A surprisingly strong swell rocked the bus from side to side. In the glow of the headlights I spotted an outsider forming to the left. I kicked off my sneakers and socks, tore off my shirt, and swam out to meet it. Marpessa stood in the doorway, shin-deep in the rising tide, her hands cupped around her mouth so that she could be heard above the crashing waves and the howl of a steadily increasing south-by-southwest wind. “Don’t you want to know when I fell in love with you?”

As if she were ever in love with me.

“I fell in love with you every time we went out to eat! I’d say to myself, ‘Thank God, a black man who doesn’t insist on sitting facing the door! Finally, a nigger who doesn’t have to pretend that he’s a big man! That has to be on guard at all times because somebody might be after him because he’s so fucking bad!’ How could I not fall in love with you?”

The key to bodysurfing a good wave is timing. Wait for the exact moment the tide drops the pit of your stomach into your groin.
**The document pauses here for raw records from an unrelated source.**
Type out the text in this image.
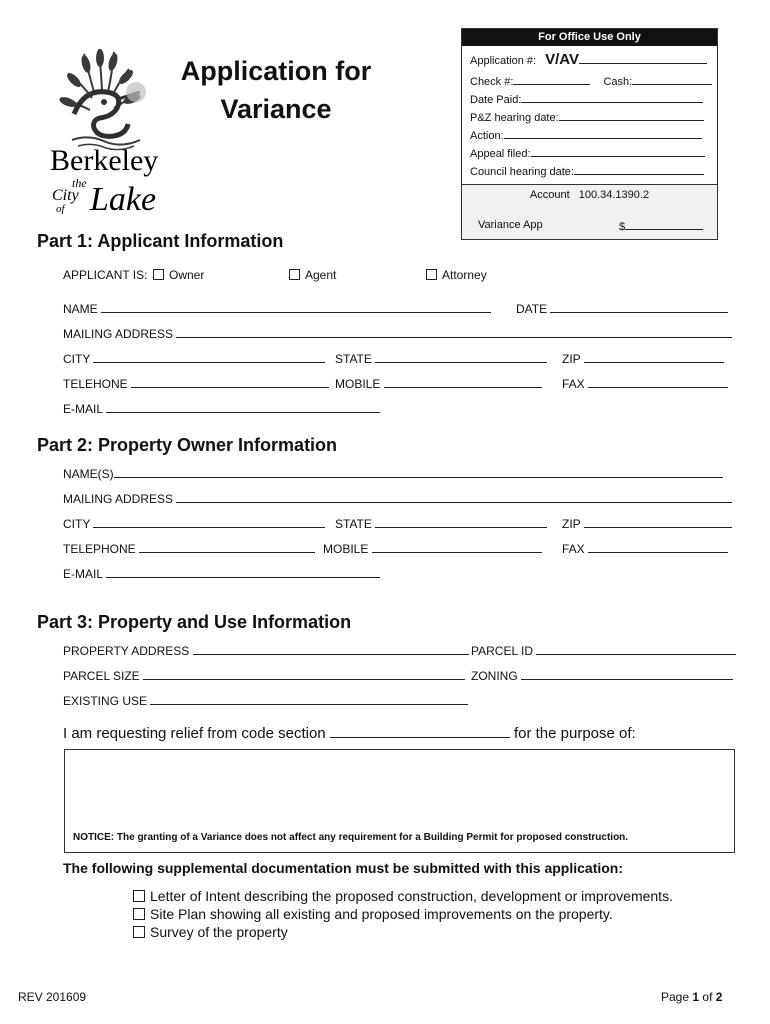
Berkeley
the
City
of Lake
Application for
Variance
For Office Use Only
Application #: V/AV
Check #:	Cash:
Date Paid:
P&Z hearing date:
Action:
Appeal filed:
Council hearing date:
Account 100.34.1390.2
Variance App	$
Part 1: Applicant Information
APPLICANT IS:	Owner	Agent	Attorney
NAME	DATE
MAILING ADDRESS
CITY	STATE	ZIP
TELEHONE	MOBILE	FAX
E-MAIL
Part 2: Property Owner Information
NAME(S)
MAILING ADDRESS
CITY	STATE	ZIP
TELEPHONE	MOBILE	FAX
E-MAIL
Part 3: Property and Use Information
PROPERTY ADDRESS	PARCEL ID
PARCEL SIZE	ZONING
EXISTING USE
I am requesting relief from code section	for the purpose of:
NOTICE: The granting of a Variance does not affect any requirement for a Building Permit for proposed construction.
The following supplemental documentation must be submitted with this application:
Letter of Intent describing the proposed construction, development or improvements.
Site Plan showing all existing and proposed improvements on the property.
Survey of the property
REV 201609	Page 1 of 2
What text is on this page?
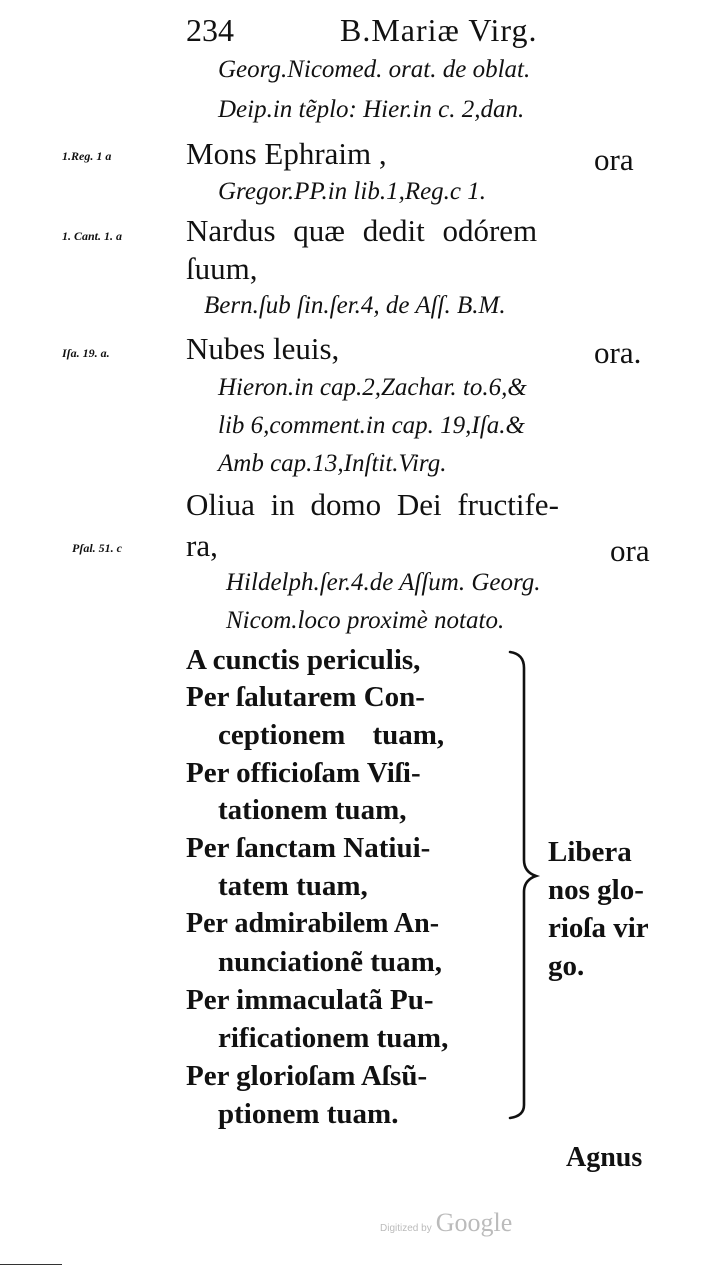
234	B.Mariæ Virg.
Georg.Nicomed. orat. de oblat.
Deip.in tẽplo: Hier.in c. 2,dan.
1.Reg. 1 a Mons Ephraim ,	ora
Gregor.PP.in lib.1,Reg.c 1.
1. Cant. 1. a Nardus quæ dedit odórem
ſuum,
Bern.ſub ſin.ſer.4, de Aſſ. B.M.
Iſa. 19. a. Nubes leuis,	ora.
Hieron.in cap.2,Zachar. to.6,&
lib 6,comment.in cap. 19,Iſa.&
Amb cap.13,Inſtit.Virg.
Oliua in domo Dei fructife-
Pſal. 51. c ra,	ora
Hildelph.ſer.4.de Aſſum. Georg.
Nicom.loco proximè notato.
A cunctis periculis,
Per ſalutarem Con-
ceptionem tuam,
Per officioſam Viſi-
tationem tuam,
Per ſanctam Natiui-
tatem tuam,
Per admirabilem An-
nunciationẽ tuam,
Per immaculatã Pu-
rificationem tuam,
Per glorioſam Aſsũ-
ptionem tuam.
Libera
nos glo-
rioſa vir
go.
Agnus
Digitized by Google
Swim two strokes ahead of the curl, and as soon as the current makes you feel weightless, make two more hard strokes, lift your chin, throw one arm tight to your side and the other straight out in front, palm down, and slightly bent at the elbow, then just ride to shore.

City Lites: An Interlude

I never understood the concept of the sister city, but I’d always been fascinated by it. The way that these twin towns, as they’re sometimes known, choose and court each other seems more incestuous than adoptive. Some unions, like that of Tel Aviv and Berlin, Paris and Algiers, Honolulu and Hiroshima, are designed to signal an end to hostilities and the beginning of peace and prosperity; arranged marriages in which the cities learn to love one another over time. Others are shotgun weddings, because one city, (e.g., Atlanta) impregnated the other (e.g., Lagos) on a first date that spun violently out of control centuries ago. Some cities marry up for money and prestige; others marry down to piss off their mother countries. Guess who’s coming to dinner? Kabul! Every now and then, two cities meet and fall in love out of mutual respect and a love for hiking, thunderstorms, and classic rock ’n’ roll. Think Amsterdam and Istanbul. Buenos Aires and Seoul. But in the modern age, where your average town is too busy trying to balance budgets and keep the infrastructure from crumbling, most cities have a hard time finding a soul mate, so they turn to Sister City Global, an international matchmaking organization that finds love partners for lonely municipalities. It was two days after Hominy’s birthday party and although I — and the rest of Dickens — was still hungover, when Ms. Susan Silverman, City Match Consultant, called about my application, I couldn’t have been more excited.